Provisional patent applications are not examined; they are automatically abandoned one year from the date of filing.
If the invention is not fully supported and disclosed in a provisional application, that provisional application may be of little or no value. A provisional application prepared by an inventor should never take the place of a complete, attorney-prepared patent application. If the provisional application is missing critical written description or detail in the drawings, it may not be sufficient to afford priority to the inventor in a later patent application. The more complete a provisional patent application is, the more useful it is. Ideally, a provisional patent application would contain as much information as a regular, full patent application.
If patent protection based on the provisional patent application is desired, within a year of the filing date of the provisional application, a full patent application describing and claiming the invention must be filed. In order to assure that foreign patent rights are preserved, it is preferable that the full patent application be filed before any non-confidential disclosure of the invention is made.
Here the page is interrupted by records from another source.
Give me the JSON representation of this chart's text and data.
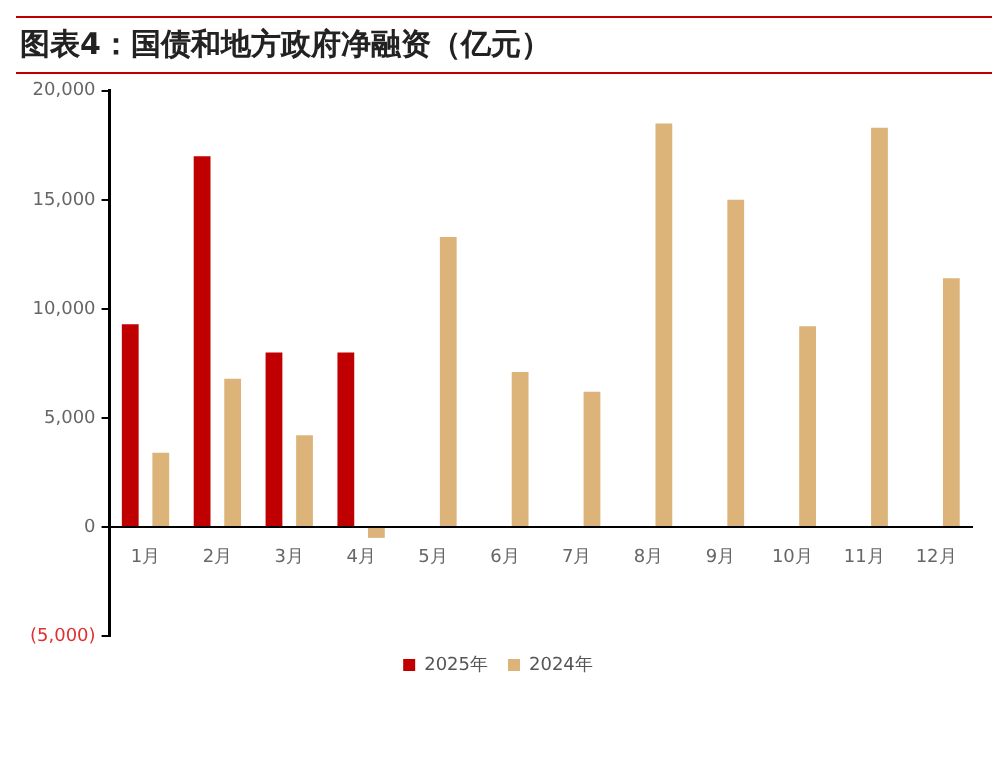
{
  "chart_data": {
    "type": "bar",
    "title": "图表4：国债和地方政府净融资（亿元）",
    "categories": [
      "1月",
      "2月",
      "3月",
      "4月",
      "5月",
      "6月",
      "7月",
      "8月",
      "9月",
      "10月",
      "11月",
      "12月"
    ],
    "series": [
      {
        "name": "2025年",
        "color": "#c00000",
        "values": [
          9300,
          17000,
          8000,
          8000,
          null,
          null,
          null,
          null,
          null,
          null,
          null,
          null
        ]
      },
      {
        "name": "2024年",
        "color": "#dcb47a",
        "values": [
          3400,
          6800,
          4200,
          -500,
          13300,
          7100,
          6200,
          18500,
          15000,
          9200,
          18300,
          11400
        ]
      }
    ],
    "ylim": [
      -5000,
      20000
    ],
    "yticks": [
      {
        "value": -5000,
        "label": "(5,000)"
      },
      {
        "value": 0,
        "label": "0"
      },
      {
        "value": 5000,
        "label": "5,000"
      },
      {
        "value": 10000,
        "label": "10,000"
      },
      {
        "value": 15000,
        "label": "15,000"
      },
      {
        "value": 20000,
        "label": "20,000"
      }
    ],
    "grid": false,
    "legend": "bottom"
  }
}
If the invention was disclosed non-confidentially or put on sale before the provisional application was filed, then the full application should be filed within a year of the date of the disclosure or placing on sale.
An inventor who wishes to get patent pending protection for his invention as quickly as possible would: (1) immediately file a provisional patent application; (2) quickly have an expedited patentability search run; (3) have a more extensive patent application, which takes into account the results of the patentability search, prepared and filed on an expedited basis; and (4) file a PCT application and perhaps other foreign applications within a year of the provisional patent application filing date. Depending in part upon the technology involved, the activity in that technological field, the inventor’s resources, and the potential value of the invention, such a course of action can range from extremely prudent to bordering on extravagant. This is not a recommended course of action for everyone – however, everyone should be aware of this possibility so that an informed decision to forego it can be made.